Issues and Future Work

Want to pitch in and help? Here are some ideas on ways to make this better?

We haven't made the generator multi-threaded yet, but there isn't a good reason that we can't do that. (The only state that needs to be shared between threads is the priority queue, and access to that can be easily controlled).
The models to generate data could also use more work. We made some rough guesses based on experience, but aren't sure how well they reflect reality. (In particular, the sine curve for cycles bugs me.)
The simulator is tied closely to simulating a web site, specifically a music web site. It would be great to make the simulation more abstract, so that different configuration files could be used for dramatically different use cases.
This is written by a novice Scala programmer. An expert could improve the code quality.

License

We have adopted the MIT license (see the file LICENSE.txt) for this project.

About the source data

The results of this simulation are fake... but they are based on real data. (We thought that using real data on songs would make the simulation more colorful and interesting.)

The song data is from the Million Song Dataset, official website by Thierry Bertin-Mahieux, available at: http://labrosa.ee.columbia.edu/millionsong/. For more information, see this paper:

Thierry Bertin-Mahieux, Daniel P.W. Ellis, Brian Whitman, and Paul Lamere.
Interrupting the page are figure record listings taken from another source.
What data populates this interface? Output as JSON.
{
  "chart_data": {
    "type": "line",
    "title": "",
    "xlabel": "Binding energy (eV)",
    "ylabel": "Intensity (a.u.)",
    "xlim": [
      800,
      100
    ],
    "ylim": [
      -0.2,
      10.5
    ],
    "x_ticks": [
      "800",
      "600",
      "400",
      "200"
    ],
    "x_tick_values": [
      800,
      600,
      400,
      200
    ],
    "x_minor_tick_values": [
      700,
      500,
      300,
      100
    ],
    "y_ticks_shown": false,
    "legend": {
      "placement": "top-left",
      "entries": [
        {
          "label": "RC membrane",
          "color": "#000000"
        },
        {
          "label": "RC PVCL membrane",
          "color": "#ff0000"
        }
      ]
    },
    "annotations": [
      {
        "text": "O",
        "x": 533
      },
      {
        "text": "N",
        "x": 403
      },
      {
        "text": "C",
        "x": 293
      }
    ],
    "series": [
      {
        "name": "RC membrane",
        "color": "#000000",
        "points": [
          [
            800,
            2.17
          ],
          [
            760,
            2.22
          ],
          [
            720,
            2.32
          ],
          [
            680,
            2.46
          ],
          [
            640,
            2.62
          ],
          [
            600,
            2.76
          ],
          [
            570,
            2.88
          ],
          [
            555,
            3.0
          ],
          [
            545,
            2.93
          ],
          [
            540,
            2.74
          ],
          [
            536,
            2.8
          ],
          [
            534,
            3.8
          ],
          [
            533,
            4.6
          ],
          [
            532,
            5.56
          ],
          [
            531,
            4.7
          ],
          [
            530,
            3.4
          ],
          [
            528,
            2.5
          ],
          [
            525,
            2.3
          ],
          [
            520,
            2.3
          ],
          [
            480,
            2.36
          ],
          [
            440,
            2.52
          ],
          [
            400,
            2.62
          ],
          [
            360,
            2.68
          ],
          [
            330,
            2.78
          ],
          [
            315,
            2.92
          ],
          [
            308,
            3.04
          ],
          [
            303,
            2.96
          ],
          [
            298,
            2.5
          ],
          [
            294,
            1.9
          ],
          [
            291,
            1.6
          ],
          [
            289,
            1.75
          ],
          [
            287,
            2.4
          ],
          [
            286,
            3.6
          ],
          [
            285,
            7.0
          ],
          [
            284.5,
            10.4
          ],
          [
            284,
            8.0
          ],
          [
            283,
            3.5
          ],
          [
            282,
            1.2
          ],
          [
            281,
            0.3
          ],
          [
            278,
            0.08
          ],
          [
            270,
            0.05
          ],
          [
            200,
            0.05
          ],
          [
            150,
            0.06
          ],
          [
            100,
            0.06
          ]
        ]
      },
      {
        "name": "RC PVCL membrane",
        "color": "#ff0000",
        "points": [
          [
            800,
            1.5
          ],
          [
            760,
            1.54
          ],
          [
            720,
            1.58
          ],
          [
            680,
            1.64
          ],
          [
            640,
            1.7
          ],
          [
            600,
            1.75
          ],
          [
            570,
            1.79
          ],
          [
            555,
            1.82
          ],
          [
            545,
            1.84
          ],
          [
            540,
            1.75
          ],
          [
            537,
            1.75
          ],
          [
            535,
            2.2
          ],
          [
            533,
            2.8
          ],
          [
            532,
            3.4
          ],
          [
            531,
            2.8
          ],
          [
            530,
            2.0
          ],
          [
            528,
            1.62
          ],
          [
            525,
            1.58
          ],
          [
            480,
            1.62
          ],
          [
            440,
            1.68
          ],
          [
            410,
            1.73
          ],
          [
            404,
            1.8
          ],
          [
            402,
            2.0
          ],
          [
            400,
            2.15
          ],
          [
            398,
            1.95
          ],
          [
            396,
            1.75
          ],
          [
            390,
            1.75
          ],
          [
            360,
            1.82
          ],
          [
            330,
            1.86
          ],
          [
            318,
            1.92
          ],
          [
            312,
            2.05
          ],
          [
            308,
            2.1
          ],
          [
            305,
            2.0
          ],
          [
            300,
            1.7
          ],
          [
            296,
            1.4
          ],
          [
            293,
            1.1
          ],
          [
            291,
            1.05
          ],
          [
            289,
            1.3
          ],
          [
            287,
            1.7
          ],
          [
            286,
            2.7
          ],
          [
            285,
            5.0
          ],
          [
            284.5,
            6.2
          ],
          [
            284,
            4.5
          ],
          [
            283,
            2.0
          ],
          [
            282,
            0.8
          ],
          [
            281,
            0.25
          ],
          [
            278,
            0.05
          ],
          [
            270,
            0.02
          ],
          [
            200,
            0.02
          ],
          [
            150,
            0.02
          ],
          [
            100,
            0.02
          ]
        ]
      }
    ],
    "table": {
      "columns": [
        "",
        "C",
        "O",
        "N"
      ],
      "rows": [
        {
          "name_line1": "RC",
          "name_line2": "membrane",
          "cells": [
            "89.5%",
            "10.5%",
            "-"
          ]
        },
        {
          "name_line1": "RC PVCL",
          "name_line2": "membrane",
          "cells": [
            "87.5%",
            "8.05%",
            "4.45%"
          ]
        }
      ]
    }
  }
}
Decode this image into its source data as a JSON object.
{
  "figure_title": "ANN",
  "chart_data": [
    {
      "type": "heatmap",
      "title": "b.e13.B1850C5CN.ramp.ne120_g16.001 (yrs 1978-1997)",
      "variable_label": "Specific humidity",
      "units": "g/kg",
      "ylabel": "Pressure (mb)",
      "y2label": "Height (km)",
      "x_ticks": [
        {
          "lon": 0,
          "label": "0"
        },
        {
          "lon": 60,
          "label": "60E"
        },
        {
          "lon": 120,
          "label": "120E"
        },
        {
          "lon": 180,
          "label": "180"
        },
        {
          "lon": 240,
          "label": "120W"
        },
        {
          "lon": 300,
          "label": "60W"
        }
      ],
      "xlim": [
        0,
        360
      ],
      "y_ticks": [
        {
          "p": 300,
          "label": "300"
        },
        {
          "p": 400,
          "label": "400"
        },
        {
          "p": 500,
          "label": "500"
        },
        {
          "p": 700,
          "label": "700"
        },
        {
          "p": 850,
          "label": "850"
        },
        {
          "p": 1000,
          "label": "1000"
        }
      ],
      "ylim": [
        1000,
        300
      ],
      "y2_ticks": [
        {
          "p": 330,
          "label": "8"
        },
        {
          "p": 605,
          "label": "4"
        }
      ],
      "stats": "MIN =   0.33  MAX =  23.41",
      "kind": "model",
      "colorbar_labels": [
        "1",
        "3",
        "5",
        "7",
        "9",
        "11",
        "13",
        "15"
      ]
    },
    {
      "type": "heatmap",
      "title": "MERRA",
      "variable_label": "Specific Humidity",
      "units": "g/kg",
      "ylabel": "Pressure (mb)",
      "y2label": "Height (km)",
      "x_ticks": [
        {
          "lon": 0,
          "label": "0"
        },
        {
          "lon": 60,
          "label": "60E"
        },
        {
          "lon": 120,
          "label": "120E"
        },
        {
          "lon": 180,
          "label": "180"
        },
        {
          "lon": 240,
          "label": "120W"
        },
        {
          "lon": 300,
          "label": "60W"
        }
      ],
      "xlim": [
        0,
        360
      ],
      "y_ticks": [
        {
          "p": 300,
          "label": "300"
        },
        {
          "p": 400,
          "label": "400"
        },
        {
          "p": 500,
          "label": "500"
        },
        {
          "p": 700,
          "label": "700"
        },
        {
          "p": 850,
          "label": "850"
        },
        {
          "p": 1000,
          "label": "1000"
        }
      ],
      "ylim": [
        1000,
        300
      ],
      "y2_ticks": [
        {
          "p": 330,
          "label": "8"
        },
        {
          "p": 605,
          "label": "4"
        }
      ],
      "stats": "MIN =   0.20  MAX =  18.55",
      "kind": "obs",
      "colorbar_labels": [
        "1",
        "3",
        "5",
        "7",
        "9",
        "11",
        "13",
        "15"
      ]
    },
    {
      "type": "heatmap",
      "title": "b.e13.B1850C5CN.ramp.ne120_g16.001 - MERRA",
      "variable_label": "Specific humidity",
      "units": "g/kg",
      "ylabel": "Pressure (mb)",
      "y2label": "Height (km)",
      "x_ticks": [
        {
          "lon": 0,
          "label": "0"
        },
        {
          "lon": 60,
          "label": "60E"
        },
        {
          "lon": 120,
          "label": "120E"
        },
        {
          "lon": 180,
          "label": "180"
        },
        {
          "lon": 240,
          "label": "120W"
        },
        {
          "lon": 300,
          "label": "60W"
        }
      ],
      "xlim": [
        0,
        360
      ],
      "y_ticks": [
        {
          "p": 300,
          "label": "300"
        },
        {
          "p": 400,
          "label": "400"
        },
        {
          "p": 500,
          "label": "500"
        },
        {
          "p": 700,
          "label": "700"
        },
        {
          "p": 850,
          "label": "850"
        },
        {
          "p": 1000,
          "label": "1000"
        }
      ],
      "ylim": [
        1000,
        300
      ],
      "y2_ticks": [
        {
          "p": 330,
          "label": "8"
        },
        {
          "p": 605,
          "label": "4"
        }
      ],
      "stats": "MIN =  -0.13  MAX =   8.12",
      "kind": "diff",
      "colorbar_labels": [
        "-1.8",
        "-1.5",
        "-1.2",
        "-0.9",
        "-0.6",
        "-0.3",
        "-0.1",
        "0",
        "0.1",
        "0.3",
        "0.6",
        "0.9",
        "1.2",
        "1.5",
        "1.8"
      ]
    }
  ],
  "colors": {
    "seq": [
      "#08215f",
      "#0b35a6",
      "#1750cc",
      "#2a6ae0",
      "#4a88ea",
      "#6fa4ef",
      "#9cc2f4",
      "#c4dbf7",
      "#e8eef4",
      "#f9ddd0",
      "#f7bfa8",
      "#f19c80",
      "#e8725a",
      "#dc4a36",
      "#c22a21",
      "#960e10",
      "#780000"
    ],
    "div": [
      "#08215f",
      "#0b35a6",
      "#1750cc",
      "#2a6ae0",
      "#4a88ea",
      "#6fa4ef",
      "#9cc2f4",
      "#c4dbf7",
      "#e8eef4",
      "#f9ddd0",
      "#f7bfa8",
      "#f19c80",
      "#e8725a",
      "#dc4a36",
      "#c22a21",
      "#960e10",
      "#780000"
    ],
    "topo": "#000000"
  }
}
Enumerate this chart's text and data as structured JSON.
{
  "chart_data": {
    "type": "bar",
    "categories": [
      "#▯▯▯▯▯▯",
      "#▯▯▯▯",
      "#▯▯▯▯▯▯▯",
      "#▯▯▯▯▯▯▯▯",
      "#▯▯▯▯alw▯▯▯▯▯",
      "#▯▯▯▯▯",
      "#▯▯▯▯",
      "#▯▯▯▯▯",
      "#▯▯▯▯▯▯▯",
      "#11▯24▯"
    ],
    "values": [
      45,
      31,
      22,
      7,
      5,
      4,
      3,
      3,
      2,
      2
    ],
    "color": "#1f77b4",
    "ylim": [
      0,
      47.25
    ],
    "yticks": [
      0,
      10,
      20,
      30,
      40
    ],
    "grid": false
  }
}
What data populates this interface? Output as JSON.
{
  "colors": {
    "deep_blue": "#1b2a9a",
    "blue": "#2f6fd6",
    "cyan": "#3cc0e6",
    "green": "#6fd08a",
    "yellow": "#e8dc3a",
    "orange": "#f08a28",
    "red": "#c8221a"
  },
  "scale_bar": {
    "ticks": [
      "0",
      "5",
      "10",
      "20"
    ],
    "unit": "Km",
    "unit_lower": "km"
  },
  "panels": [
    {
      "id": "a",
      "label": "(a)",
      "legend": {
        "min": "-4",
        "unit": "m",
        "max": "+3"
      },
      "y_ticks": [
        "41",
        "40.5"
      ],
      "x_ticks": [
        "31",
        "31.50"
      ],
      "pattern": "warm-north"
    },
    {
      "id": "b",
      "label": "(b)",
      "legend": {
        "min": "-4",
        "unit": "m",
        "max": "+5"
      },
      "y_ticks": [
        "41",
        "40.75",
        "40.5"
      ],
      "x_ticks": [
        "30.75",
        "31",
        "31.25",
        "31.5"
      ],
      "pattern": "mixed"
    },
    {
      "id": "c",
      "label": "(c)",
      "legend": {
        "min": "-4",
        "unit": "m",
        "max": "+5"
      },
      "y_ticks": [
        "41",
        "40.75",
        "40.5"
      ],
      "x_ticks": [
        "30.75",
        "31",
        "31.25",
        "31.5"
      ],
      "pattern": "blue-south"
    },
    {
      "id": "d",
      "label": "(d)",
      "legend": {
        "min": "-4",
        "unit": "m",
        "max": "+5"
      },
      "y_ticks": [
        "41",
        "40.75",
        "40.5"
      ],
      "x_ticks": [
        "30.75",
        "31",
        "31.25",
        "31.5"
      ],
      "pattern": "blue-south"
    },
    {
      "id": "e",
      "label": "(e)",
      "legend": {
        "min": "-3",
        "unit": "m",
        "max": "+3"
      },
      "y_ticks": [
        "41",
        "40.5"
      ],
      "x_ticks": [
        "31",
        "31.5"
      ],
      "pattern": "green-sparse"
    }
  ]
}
The Million Song Dataset. In Proceedings of the 12th International Society for Music Information Retrieval Conference (ISMIR 2011), 2011.

The last names come from the US Census Bureau (see http://www.census.gov/genealogy/www/data/2000surnames/index.html).

The first names come from the Social Security Administration (see http://www.ssa.gov/oact/babynames/#&ht=1); we took the top 1000 names for each sex from this site.

(Note that the first and last names are chosen independently. This leads to some unexpected, but awesome results.)

Location names are from the Census Bureau (see https://www.census.gov/popest/data/datasets.html).

User agents are from http://techblog.willshouse.com/2012/01/03/most-common-user-agents/

For the real novice

If you aren't familiar with the Java toolkit (and Scala), here's a few commands to get your started.

On a Mac, you'll need to install Java 8 and Scala. I use Homebrew for package management, so I can just install it with this command:

$ brew install scala

On Linux (specifically Ubuntu), it's a little more complicated. Here's what works for me:

$ echo "deb http://dl.bintray.com/sbt/debian /" | sudo tee -a /etc/apt/sources.list.d/sbt.list
$ sudo apt-get update
$ sudo apt-get install openjdk-8-jdk scala sbt